= South African Unemployed Peoples' Movement =

Social movement in South Africa

The South African Unemployed Peoples' Movement is a social movement with branches in Durban, Grahamstown and Limpopo Province in South Africa. It is often referred to as the Unemployed People's Movement or UPM. The organisation is strongly critical of the ruling African National Congress government.

==Activities in Durban==
On 15 July 2009, the movement announced that it would begin appropriating food from supermarkets in Durban if the state did not agree to consult with it on its demand for a basic income grant of R1,500 per month for all unemployed people.

On 22 July 2009, the movement occupied the Checkers supermarket in Dr Pixley KaSeme Street and the Pick'n'Pay supermarket at The Workshop and began to eat food off the shelves without paying. Police said they arrested 44 people at Checkers and 50 people at Pick'n'Pay. Nozipho Mteshana, then the chairwoman of the movement, said that the appropriation of food in supermarkets would continue despite the arrests. She was placed under house arrest for 18 months following the protest.

The movement has, working together with Abahlali baseMjondolo, also organised a number of protests from the Zakheleni shack settlement in Umlazi, Durban.

==Activities in Grahamstown==
There is also a branch of the Unemployed People's Movement in Grahamstown in the Eastern Cape. It argues for a bottom up system of democracy. Along with the struggle for employment, housing and electricity women's issues, including the demand for toilets and campaigns against rape, have emerged as key issues in Grahamstown. The movement has had some success in campaigning against corruption in Grahamstown. The movement has also opposed xenophobia.
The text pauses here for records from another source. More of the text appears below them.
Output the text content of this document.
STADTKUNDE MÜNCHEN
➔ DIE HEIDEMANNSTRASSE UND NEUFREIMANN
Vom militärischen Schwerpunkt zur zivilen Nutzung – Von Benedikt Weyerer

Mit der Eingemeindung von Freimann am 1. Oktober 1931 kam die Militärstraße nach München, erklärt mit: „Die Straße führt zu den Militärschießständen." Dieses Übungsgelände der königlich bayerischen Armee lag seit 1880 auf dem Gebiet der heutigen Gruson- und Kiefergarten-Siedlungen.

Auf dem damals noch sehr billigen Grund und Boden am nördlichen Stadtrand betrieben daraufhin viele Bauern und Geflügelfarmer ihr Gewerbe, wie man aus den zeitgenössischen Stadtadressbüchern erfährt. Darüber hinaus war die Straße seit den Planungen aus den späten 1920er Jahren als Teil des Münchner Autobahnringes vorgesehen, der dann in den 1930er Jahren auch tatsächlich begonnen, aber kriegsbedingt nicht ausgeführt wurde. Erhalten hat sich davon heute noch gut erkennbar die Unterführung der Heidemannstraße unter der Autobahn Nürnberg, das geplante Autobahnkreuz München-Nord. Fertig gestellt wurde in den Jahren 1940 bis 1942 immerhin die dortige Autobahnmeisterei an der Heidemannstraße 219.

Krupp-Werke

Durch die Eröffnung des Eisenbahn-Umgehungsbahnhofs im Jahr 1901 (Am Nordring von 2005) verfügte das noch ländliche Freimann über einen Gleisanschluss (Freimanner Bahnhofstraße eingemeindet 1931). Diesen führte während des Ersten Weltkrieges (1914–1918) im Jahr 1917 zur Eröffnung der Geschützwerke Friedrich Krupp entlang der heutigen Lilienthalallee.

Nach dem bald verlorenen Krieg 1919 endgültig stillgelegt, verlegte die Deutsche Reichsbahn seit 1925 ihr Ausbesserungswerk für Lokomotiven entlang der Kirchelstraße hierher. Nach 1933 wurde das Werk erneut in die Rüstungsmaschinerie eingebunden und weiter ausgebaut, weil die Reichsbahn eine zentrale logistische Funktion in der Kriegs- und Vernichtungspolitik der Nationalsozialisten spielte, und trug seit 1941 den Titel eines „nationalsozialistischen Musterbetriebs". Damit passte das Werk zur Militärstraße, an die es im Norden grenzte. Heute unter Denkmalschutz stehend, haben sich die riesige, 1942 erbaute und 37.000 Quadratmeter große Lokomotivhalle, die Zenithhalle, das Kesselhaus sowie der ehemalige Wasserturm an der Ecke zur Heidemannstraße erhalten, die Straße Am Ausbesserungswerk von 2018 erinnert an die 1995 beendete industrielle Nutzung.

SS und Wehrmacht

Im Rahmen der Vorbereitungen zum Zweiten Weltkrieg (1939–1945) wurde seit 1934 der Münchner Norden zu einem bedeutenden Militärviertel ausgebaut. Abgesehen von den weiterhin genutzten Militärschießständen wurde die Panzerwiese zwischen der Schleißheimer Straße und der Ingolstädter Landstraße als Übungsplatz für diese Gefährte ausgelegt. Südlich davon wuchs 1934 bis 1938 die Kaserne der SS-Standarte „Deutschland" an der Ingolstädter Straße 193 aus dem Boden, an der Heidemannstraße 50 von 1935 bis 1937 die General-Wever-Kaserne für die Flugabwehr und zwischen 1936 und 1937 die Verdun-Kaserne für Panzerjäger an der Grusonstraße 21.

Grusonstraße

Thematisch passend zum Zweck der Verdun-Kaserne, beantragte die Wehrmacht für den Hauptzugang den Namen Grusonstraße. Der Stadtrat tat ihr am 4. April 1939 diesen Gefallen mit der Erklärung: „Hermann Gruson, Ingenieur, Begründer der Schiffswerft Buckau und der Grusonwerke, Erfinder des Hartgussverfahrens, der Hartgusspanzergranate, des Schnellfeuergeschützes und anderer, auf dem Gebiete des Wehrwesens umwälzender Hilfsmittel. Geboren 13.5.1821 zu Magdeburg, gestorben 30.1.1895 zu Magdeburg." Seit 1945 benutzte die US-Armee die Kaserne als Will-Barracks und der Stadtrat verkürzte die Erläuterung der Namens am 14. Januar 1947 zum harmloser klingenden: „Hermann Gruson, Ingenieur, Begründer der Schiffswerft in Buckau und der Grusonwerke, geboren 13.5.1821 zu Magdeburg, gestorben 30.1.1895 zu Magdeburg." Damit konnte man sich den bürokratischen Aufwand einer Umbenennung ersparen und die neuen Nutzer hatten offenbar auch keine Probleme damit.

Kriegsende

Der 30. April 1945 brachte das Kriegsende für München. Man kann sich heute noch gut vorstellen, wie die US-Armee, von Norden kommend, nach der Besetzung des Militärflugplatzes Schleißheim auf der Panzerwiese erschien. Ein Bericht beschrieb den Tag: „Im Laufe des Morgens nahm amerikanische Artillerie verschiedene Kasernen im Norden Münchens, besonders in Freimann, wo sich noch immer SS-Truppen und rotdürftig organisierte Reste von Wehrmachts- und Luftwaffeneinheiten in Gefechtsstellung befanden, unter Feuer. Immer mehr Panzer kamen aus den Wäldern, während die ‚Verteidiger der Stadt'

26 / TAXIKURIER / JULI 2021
Its current chairperson is Ayanda Kota and the Grahamstown branch works closely with radical students.

According to commentator Mazibuko Jara, "it has become the most powerful force in the Makana municipality. Its formation represented a collective recognition of the appetite for self-emancipation, and without self-organisation, the unemployed in Grahamstown might as well have remained on the margins of that divided small town. In its short two years of existence, the movement has marched, written deputations, submitted memorandums of demands, held sit-ins, held meetings with the state, used the law and more. It has challenged unemployment, poor-quality housing, lack of housing, lack of water and sanitation, lack of electricity and street lighting, violence against women and problems with the social security system. The movement has humanised politics by concerning themselves with how to rebuild the social fabric of a poor community."

==Repression==
The movement has suffered arrests in both Grahamstown and Durban. It claims that in Grahamstown the Municipality has often frustrated its right to protest.